Я с трудом фокусирую взгляд на бутылке «Гянджи», кладу похолодевшие руки на стол и осторожно шевелю вялыми, как черви, пальцами.
Как будто откуда-то сверху раздается гулкий голос Веры:
— А как ты пишешь песни — сначала стихи, а потом музыку, или наоборот?

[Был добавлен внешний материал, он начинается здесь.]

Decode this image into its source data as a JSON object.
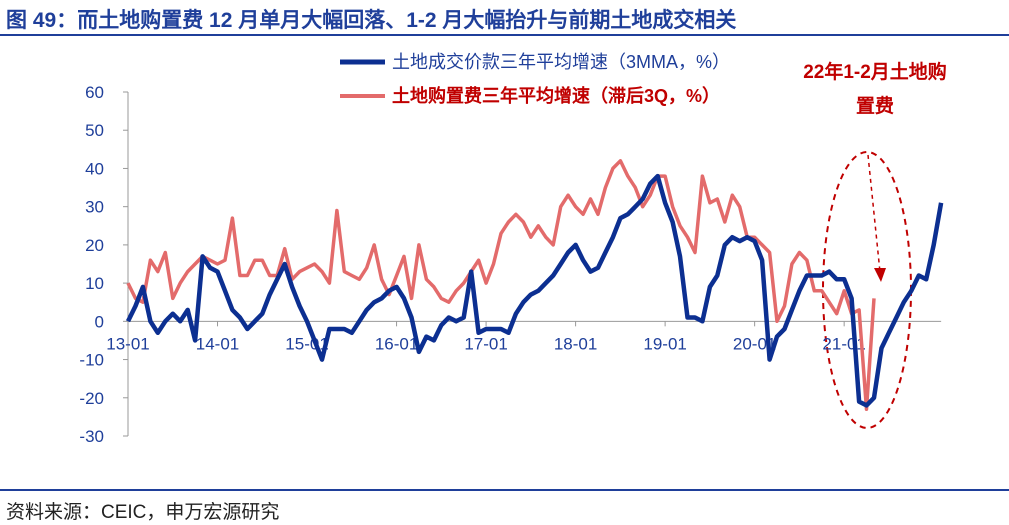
{
  "chart_data": {
    "type": "line",
    "title": "图 49：而土地购置费 12 月单月大幅回落、1-2 月大幅抬升与前期土地成交相关",
    "source": "资料来源：CEIC，申万宏源研究",
    "annotation": "22年1-2月土地购置费",
    "categories": [
      "13-01",
      null,
      null,
      null,
      null,
      null,
      null,
      null,
      null,
      null,
      null,
      null,
      "14-01",
      null,
      null,
      null,
      null,
      null,
      null,
      null,
      null,
      null,
      null,
      null,
      "15-01",
      null,
      null,
      null,
      null,
      null,
      null,
      null,
      null,
      null,
      null,
      null,
      "16-01",
      null,
      null,
      null,
      null,
      null,
      null,
      null,
      null,
      null,
      null,
      null,
      "17-01",
      null,
      null,
      null,
      null,
      null,
      null,
      null,
      null,
      null,
      null,
      null,
      "18-01",
      null,
      null,
      null,
      null,
      null,
      null,
      null,
      null,
      null,
      null,
      null,
      "19-01",
      null,
      null,
      null,
      null,
      null,
      null,
      null,
      null,
      null,
      null,
      null,
      "20-01",
      null,
      null,
      null,
      null,
      null,
      null,
      null,
      null,
      null,
      null,
      null,
      "21-01",
      null,
      null,
      null,
      null,
      null,
      null,
      null,
      null,
      null,
      null,
      null,
      null,
      null
    ],
    "series": [
      {
        "name": "土地成交价款三年平均增速（3MMA，%）",
        "color": "#0c2f91",
        "values": [
          0,
          4,
          9,
          0,
          -3,
          0,
          2,
          0,
          3,
          -5,
          17,
          14,
          13,
          8,
          3,
          1,
          -2,
          0,
          2,
          7,
          11,
          15,
          9,
          4,
          0,
          -5,
          -10,
          -2,
          -2,
          -2,
          -3,
          0,
          3,
          5,
          6,
          8,
          9,
          6,
          1,
          -8,
          -4,
          -5,
          -1,
          1,
          0,
          1,
          13,
          -3,
          -2,
          -2,
          -2,
          -3,
          2,
          5,
          7,
          8,
          10,
          12,
          15,
          18,
          20,
          16,
          13,
          14,
          18,
          22,
          27,
          28,
          30,
          32,
          36,
          38,
          31,
          26,
          17,
          1,
          1,
          0,
          9,
          12,
          20,
          22,
          21,
          22,
          21,
          16,
          -10,
          -4,
          -2,
          3,
          8,
          12,
          12,
          12,
          13,
          11,
          11,
          6,
          -21,
          -22,
          -20,
          -7,
          -3,
          1,
          5,
          8,
          12,
          11,
          20,
          31
        ]
      },
      {
        "name": "土地购置费三年平均增速（滞后3Q，%）",
        "color": "#e36b6b",
        "values": [
          10,
          6,
          5,
          16,
          13,
          18,
          6,
          10,
          13,
          15,
          17,
          16,
          15,
          16,
          27,
          12,
          12,
          16,
          16,
          12,
          12,
          19,
          11,
          13,
          14,
          15,
          13,
          10,
          29,
          13,
          12,
          11,
          14,
          20,
          11,
          7,
          12,
          17,
          6,
          20,
          11,
          9,
          6,
          5,
          8,
          10,
          13,
          16,
          10,
          15,
          23,
          26,
          28,
          26,
          22,
          25,
          22,
          20,
          30,
          33,
          30,
          28,
          32,
          28,
          35,
          40,
          42,
          38,
          35,
          30,
          33,
          38,
          38,
          30,
          25,
          22,
          18,
          38,
          31,
          32,
          26,
          33,
          30,
          22,
          22,
          20,
          18,
          0,
          4,
          15,
          18,
          16,
          8,
          8,
          5,
          2,
          8,
          2,
          3,
          -23,
          6,
          null,
          null,
          null,
          null,
          null,
          null,
          null,
          null,
          null
        ]
      }
    ],
    "ylim": [
      -30,
      60
    ],
    "yticks": [
      -30,
      -20,
      -10,
      0,
      10,
      20,
      30,
      40,
      50,
      60
    ]
  }
}
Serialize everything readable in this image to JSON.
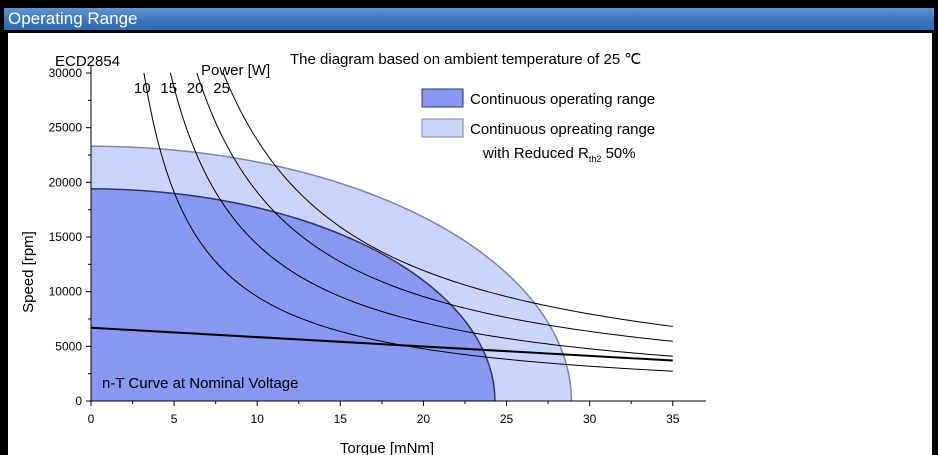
{
  "header": {
    "title": "Operating Range"
  },
  "chart_data": {
    "type": "area",
    "model_label": "ECD2854",
    "note": "The diagram based on ambient temperature of 25 ℃",
    "xlabel": "Torque [mNm]",
    "ylabel": "Speed [rpm]",
    "xlim": [
      0,
      37
    ],
    "ylim": [
      0,
      30000
    ],
    "x_ticks": [
      0,
      5,
      10,
      15,
      20,
      25,
      30,
      35
    ],
    "x_tick_labels": [
      "0",
      "5",
      "10",
      "15",
      "20",
      "25",
      "30",
      "35"
    ],
    "y_ticks": [
      0,
      5000,
      10000,
      15000,
      20000,
      25000,
      30000
    ],
    "y_tick_labels": [
      "0",
      "5000",
      "10000",
      "15000",
      "20000",
      "25000",
      "30000"
    ],
    "regions": [
      {
        "name": "Continuous opreating range",
        "name_suffix": "with Reduced R",
        "name_subscript": "th2",
        "name_tail": " 50%",
        "color": "#ccd4fb",
        "stroke": "#7c86a8",
        "speed_at_zero_torque": 23300,
        "torque_at_zero_speed": 28.9
      },
      {
        "name": "Continuous operating range",
        "color": "#8797f2",
        "stroke": "#2e3563",
        "speed_at_zero_torque": 19400,
        "torque_at_zero_speed": 24.3
      }
    ],
    "power_label": "Power [W]",
    "power_curves": [
      {
        "label": "10",
        "power_w": 10
      },
      {
        "label": "15",
        "power_w": 15
      },
      {
        "label": "20",
        "power_w": 20
      },
      {
        "label": "25",
        "power_w": 25
      }
    ],
    "power_curve_x_end": 35,
    "nt_curve": {
      "label": "n-T Curve at Nominal Voltage",
      "x": [
        0,
        35
      ],
      "y": [
        6700,
        3700
      ]
    }
  }
}
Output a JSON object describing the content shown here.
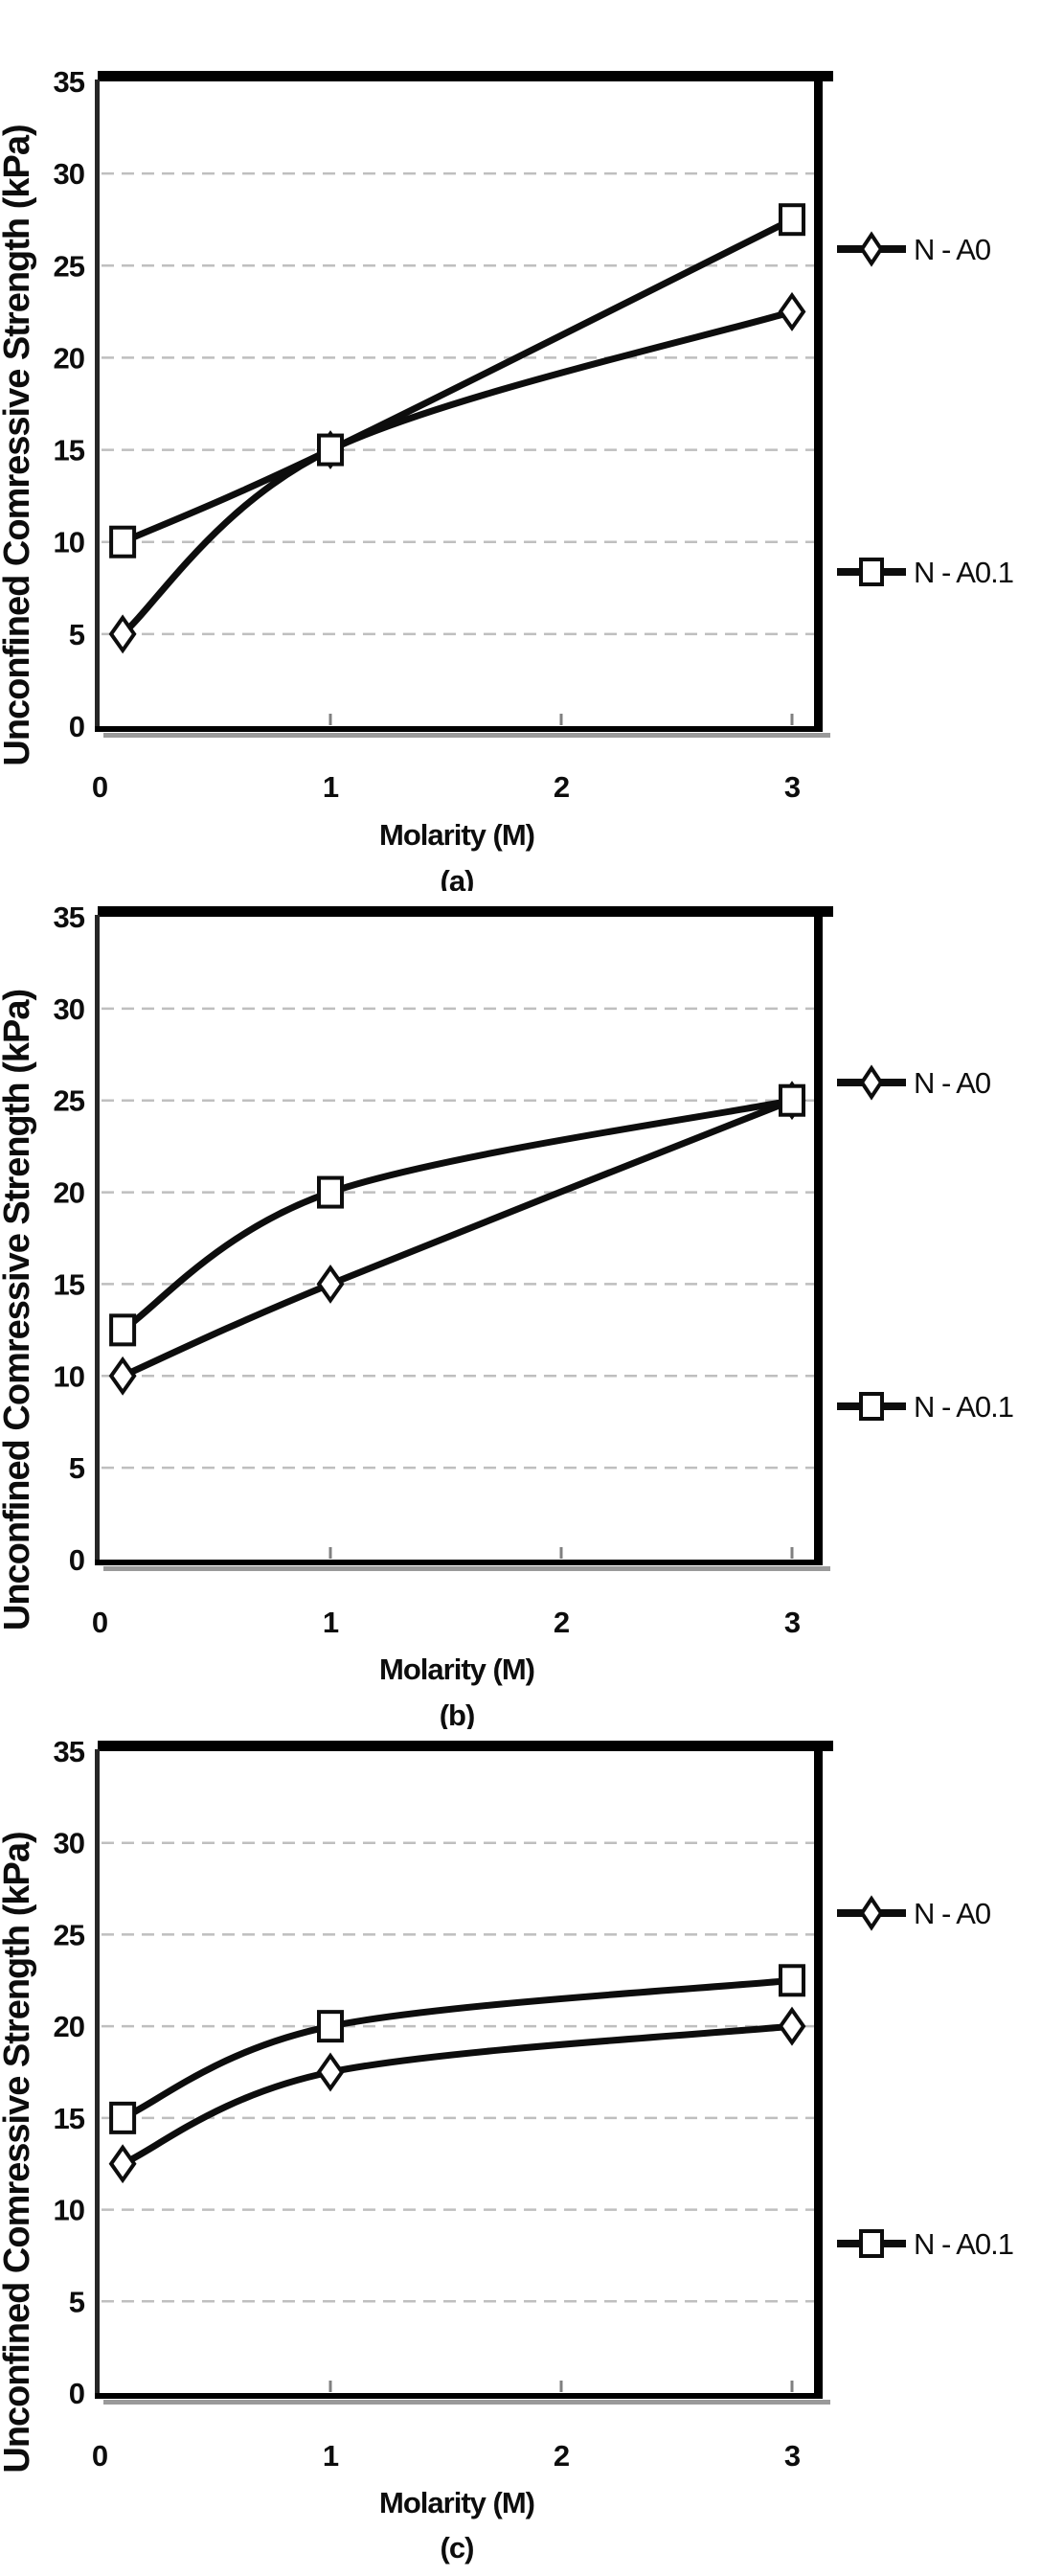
{
  "figure": {
    "background": "#ffffff",
    "line_color": "#0d0d0d",
    "grid_color": "#bfbfbf",
    "shadow_color": "#9a9a9a",
    "marker_fill": "#ffffff"
  },
  "chart_data": [
    {
      "id": "a",
      "type": "line",
      "caption": "(a)",
      "title": "",
      "xlabel": "Molarity (M)",
      "ylabel": "Unconfined Comressive Strength (kPa)",
      "x": [
        0.1,
        1,
        3
      ],
      "series": [
        {
          "name": "N - A0",
          "marker": "diamond",
          "values": [
            5,
            15,
            22.5
          ]
        },
        {
          "name": "N - A0.1",
          "marker": "square",
          "values": [
            10,
            15,
            27.5
          ]
        }
      ],
      "x_ticks": [
        0,
        1,
        2,
        3
      ],
      "y_ticks": [
        0,
        5,
        10,
        15,
        20,
        25,
        30,
        35
      ],
      "xlim": [
        0,
        3.1
      ],
      "ylim": [
        0,
        35
      ],
      "grid": "horizontal dashed",
      "legend_position": "right",
      "smoothed": true
    },
    {
      "id": "b",
      "type": "line",
      "caption": "(b)",
      "title": "",
      "xlabel": "Molarity (M)",
      "ylabel": "Unconfined Comressive Strength (kPa)",
      "x": [
        0.1,
        1,
        3
      ],
      "series": [
        {
          "name": "N - A0",
          "marker": "diamond",
          "values": [
            10,
            15,
            25
          ]
        },
        {
          "name": "N - A0.1",
          "marker": "square",
          "values": [
            12.5,
            20,
            25
          ]
        }
      ],
      "x_ticks": [
        0,
        1,
        2,
        3
      ],
      "y_ticks": [
        0,
        5,
        10,
        15,
        20,
        25,
        30,
        35
      ],
      "xlim": [
        0,
        3.1
      ],
      "ylim": [
        0,
        35
      ],
      "grid": "horizontal dashed",
      "legend_position": "right",
      "smoothed": true
    },
    {
      "id": "c",
      "type": "line",
      "caption": "(c)",
      "title": "",
      "xlabel": "Molarity (M)",
      "ylabel": "Unconfined Comressive Strength (kPa)",
      "x": [
        0.1,
        1,
        3
      ],
      "series": [
        {
          "name": "N - A0",
          "marker": "diamond",
          "values": [
            12.5,
            17.5,
            20
          ]
        },
        {
          "name": "N - A0.1",
          "marker": "square",
          "values": [
            15,
            20,
            22.5
          ]
        }
      ],
      "x_ticks": [
        0,
        1,
        2,
        3
      ],
      "y_ticks": [
        0,
        5,
        10,
        15,
        20,
        25,
        30,
        35
      ],
      "xlim": [
        0,
        3.1
      ],
      "ylim": [
        0,
        35
      ],
      "grid": "horizontal dashed",
      "legend_position": "right",
      "smoothed": true
    }
  ]
}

Я пристально смотрю на бутылку и вижу, что она понемногу начинает принимать свои естественные очертания. По пальцам пробегает легкая дрожь, ощущается покалывание. Но сухие и отяжелевшие губы шевелятся с трудом:
— Песни? Это интересный вопрос…
И делаю вид, что глубоко задумался. При этом я осторожно вынимаю из пачки сигарету и медленно закуриваю. Дым наполняет меня и оказывает чудесное действие на все мое естество. Руки теплеют, и я несколько раз сжимаю и разжимаю пальцы, чтобы убедиться в их послушании, взгляд проясняется, и кухня вместе в Верой возвращается на свое место. Я удивленно смотрю на Веру. Лицо ее мне кажется помолодевшим лет на десять, с нежной, свежей кожей и огромными сияющими глазами. Да, так тоже бывает.